The treatment can now be used on its own, when previously it had to be used in conjunction with remdesivir. Previously, the FDA said the drug combination appeared to reduce recovery time in hospitalized patients, compared to patients who received only remdesivir.
The expanded Emergency Use Authorization allows baricitinib to be used for treatment of COVID-19 in hospitalized adults and pediatric patients 2 years of age or older requiring supplemental oxygen, non-invasive or invasive mechanical ventilation, or extracorporeal membrane oxygenation (ECMO).

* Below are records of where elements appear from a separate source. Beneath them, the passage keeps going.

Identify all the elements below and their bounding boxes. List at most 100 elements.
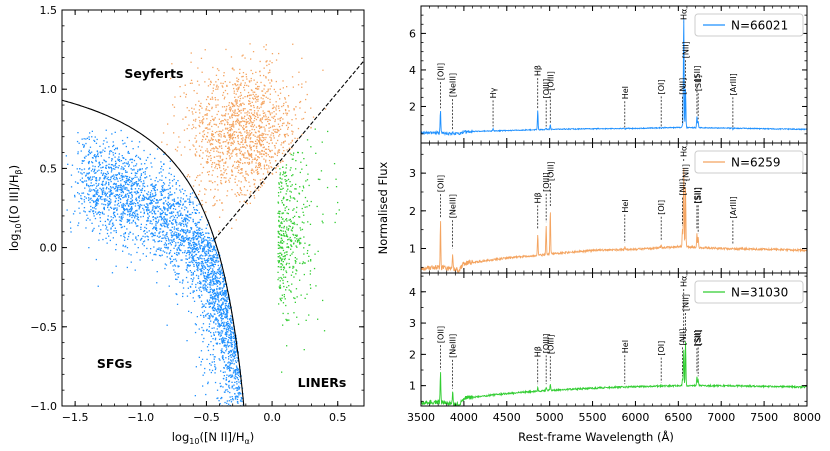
emission-label: [SII] <box>693 187 702 203</box>
emission-label: [OI] <box>657 79 666 94</box>
spectrum-line <box>421 18 807 137</box>
emission-label: [SII] <box>694 75 703 91</box>
spectrum-y-tick-label: 3 <box>409 317 416 330</box>
scatter-series-liners <box>277 128 340 373</box>
legend-box <box>694 150 804 174</box>
emission-label: [NII] <box>678 328 687 345</box>
bpt-diagram: −1.5 −1.0 −0.5 0.0 0.5 −1.0 −0.5 0.0 0.5 1.0 1.5 S… <box>7 4 365 446</box>
emission-label: [NeIII] <box>449 194 458 218</box>
bpt-x-tick-label: −0.5 <box>193 411 220 424</box>
bpt-region-labels: Seyferts SFGs LINERs <box>97 66 346 390</box>
spectra-x-tick-label: 3500 <box>407 411 435 424</box>
spectrum-y-tick-label: 1 <box>409 243 416 256</box>
emission-label: [OIII] <box>542 172 551 192</box>
spectra-y-axis-label: Normalised Flux <box>376 161 390 254</box>
bpt-y-axis-label: log10([O III]/Hβ) <box>7 165 23 251</box>
spectra-x-ticks: 3500 4000 4500 5000 5500 6000 6500 7000 7500 8000 <box>407 411 821 424</box>
emission-label: [NII] <box>678 78 687 95</box>
emission-label: [OIII] <box>542 334 551 354</box>
emission-label: Hγ <box>489 87 498 98</box>
spectrum-y-tick-label: 6 <box>409 27 416 40</box>
spectra-x-tick-label: 4000 <box>450 411 478 424</box>
emission-label: [OIII] <box>546 71 555 91</box>
spectra-x-tick-label: 7500 <box>750 411 778 424</box>
emission-label: [SII] <box>693 66 702 82</box>
bpt-y-tick-label: 0.5 <box>40 162 58 175</box>
emission-label: [NII] <box>682 164 691 181</box>
legend-label: N=66021 <box>731 19 788 33</box>
emission-label: [ArIII] <box>729 73 738 95</box>
emission-label: [SII] <box>694 187 703 203</box>
emission-label: [OIII] <box>542 79 551 99</box>
bpt-y-tick-label: −0.5 <box>30 321 57 334</box>
scatter-series-sfgs <box>65 129 244 406</box>
emission-label: [NII] <box>682 41 691 58</box>
legend-box <box>694 13 804 37</box>
kauffmann-curve <box>62 99 245 406</box>
emission-label: HeI <box>621 340 630 353</box>
spectrum-panel-2: [OII][NeIII] Hβ[OIII][OIII]HeI [OI][NII]Hα… <box>409 142 808 274</box>
emission-label: Hα <box>680 146 689 157</box>
emission-label: Hβ <box>534 192 543 203</box>
emission-label: [NeIII] <box>449 73 458 97</box>
bpt-x-tick-label: −1.0 <box>127 411 154 424</box>
emission-label: Hα <box>680 276 689 287</box>
spectrum-y-tick-label: 2 <box>409 100 416 113</box>
emission-label: [OII] <box>436 63 445 80</box>
emission-label: HeI <box>621 86 630 99</box>
bpt-ticks: −1.5 −1.0 −0.5 0.0 0.5 −1.0 −0.5 0.0 0.5 1.0 1.5 <box>30 4 364 424</box>
region-label-seyferts: Seyferts <box>124 66 183 81</box>
bpt-demarcation-curves <box>62 60 364 406</box>
scatter-series-seyferts <box>161 43 327 232</box>
bpt-y-tick-label: 1.0 <box>40 83 58 96</box>
emission-label: [NII] <box>682 294 691 311</box>
bpt-y-tick-label: 1.5 <box>40 4 58 17</box>
bpt-y-tick-label: 0.0 <box>40 242 58 255</box>
emission-label: [SII] <box>694 329 703 345</box>
emission-label: [ArIII] <box>729 196 738 218</box>
bpt-x-tick-label: 0.5 <box>329 411 347 424</box>
spectrum-line <box>421 341 807 406</box>
emission-label: [OI] <box>657 341 666 356</box>
emission-label: HeI <box>621 199 630 212</box>
bpt-x-tick-label: 0.0 <box>263 411 281 424</box>
spectra-x-tick-label: 5000 <box>536 411 564 424</box>
spectra-x-tick-label: 6500 <box>664 411 692 424</box>
emission-label: [NeIII] <box>449 334 458 358</box>
emission-label: [OII] <box>436 175 445 192</box>
spectra-x-tick-label: 7000 <box>707 411 735 424</box>
emission-label: Hβ <box>534 65 543 76</box>
emission-label: [NII] <box>678 179 687 196</box>
region-label-liners: LINERs <box>298 375 347 390</box>
spectrum-line <box>421 168 807 273</box>
spectra-x-tick-label: 5500 <box>579 411 607 424</box>
spectrum-y-tick-label: 1 <box>409 380 416 393</box>
spectrum-y-tick-label: 4 <box>409 286 416 299</box>
emission-label: Hα <box>680 9 689 20</box>
spectrum-y-tick-label: 2 <box>409 348 416 361</box>
legend-label: N=6259 <box>731 156 781 170</box>
spectrum-y-tick-label: 3 <box>409 167 416 180</box>
spectrum-frame <box>420 272 808 407</box>
legend-box <box>694 280 804 304</box>
spectra-x-axis-label: Rest-frame Wavelength (Å) <box>518 429 674 444</box>
emission-label: Hβ <box>534 346 543 357</box>
spectra-x-tick-label: 8000 <box>793 411 821 424</box>
region-label-sfgs: SFGs <box>97 356 132 371</box>
emission-label: [OIII] <box>546 161 555 181</box>
emission-label: [SII] <box>693 330 702 346</box>
bpt-x-tick-label: −1.5 <box>62 411 89 424</box>
spectrum-y-tick-label: 2 <box>409 205 416 218</box>
spectra-x-tick-label: 6000 <box>621 411 649 424</box>
spectrum-y-tick-label: 4 <box>409 64 416 77</box>
bpt-scatter-points <box>65 43 340 406</box>
bpt-y-tick-label: −1.0 <box>30 400 57 413</box>
emission-label: [OI] <box>657 200 666 215</box>
emission-label: [OII] <box>436 326 445 343</box>
legend-label: N=31030 <box>731 286 788 300</box>
bpt-axes-frame <box>61 9 365 407</box>
spectra-x-tick-label: 4500 <box>493 411 521 424</box>
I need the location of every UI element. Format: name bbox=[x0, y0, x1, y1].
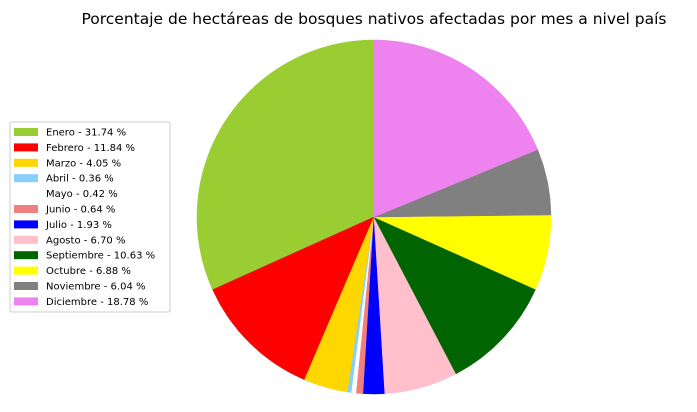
legend-label-marzo: Marzo - 4.05 % bbox=[46, 158, 121, 169]
chart-title: Porcentaje de hectáreas de bosques nativ… bbox=[81, 10, 666, 28]
legend-label-octubre: Octubre - 6.88 % bbox=[46, 266, 131, 277]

“Baricitinib in combination with remdesivir has already provided many people with a treatment option that could help prevent progression to ventilation or death and increase recovery speed for certain hospitalized patients with COVID-19 under its currently authorized use,” said Ilya Yuffa, senior vice president and president of Lilly Bio-Medicines. “Today’s FDA action provides physicians additional treatment regimen options for baricitinib to continue to meet the urgent medical needs posed by this pandemic. Based on the increasing body of evidence, we are confident in the potential of baricitinib as an important treatment for the hospitalized COVID-19 patient population requiring supplemental oxygen.”
Indianapolis-based Lilly already sells baricitinib as Olumiant to treat rheumatoid arthritis, the less common form of arthritis that occurs when the immune system attacks joints, causing inflammation. An overactive immune system also can lead to serious problems in coronavirus patients.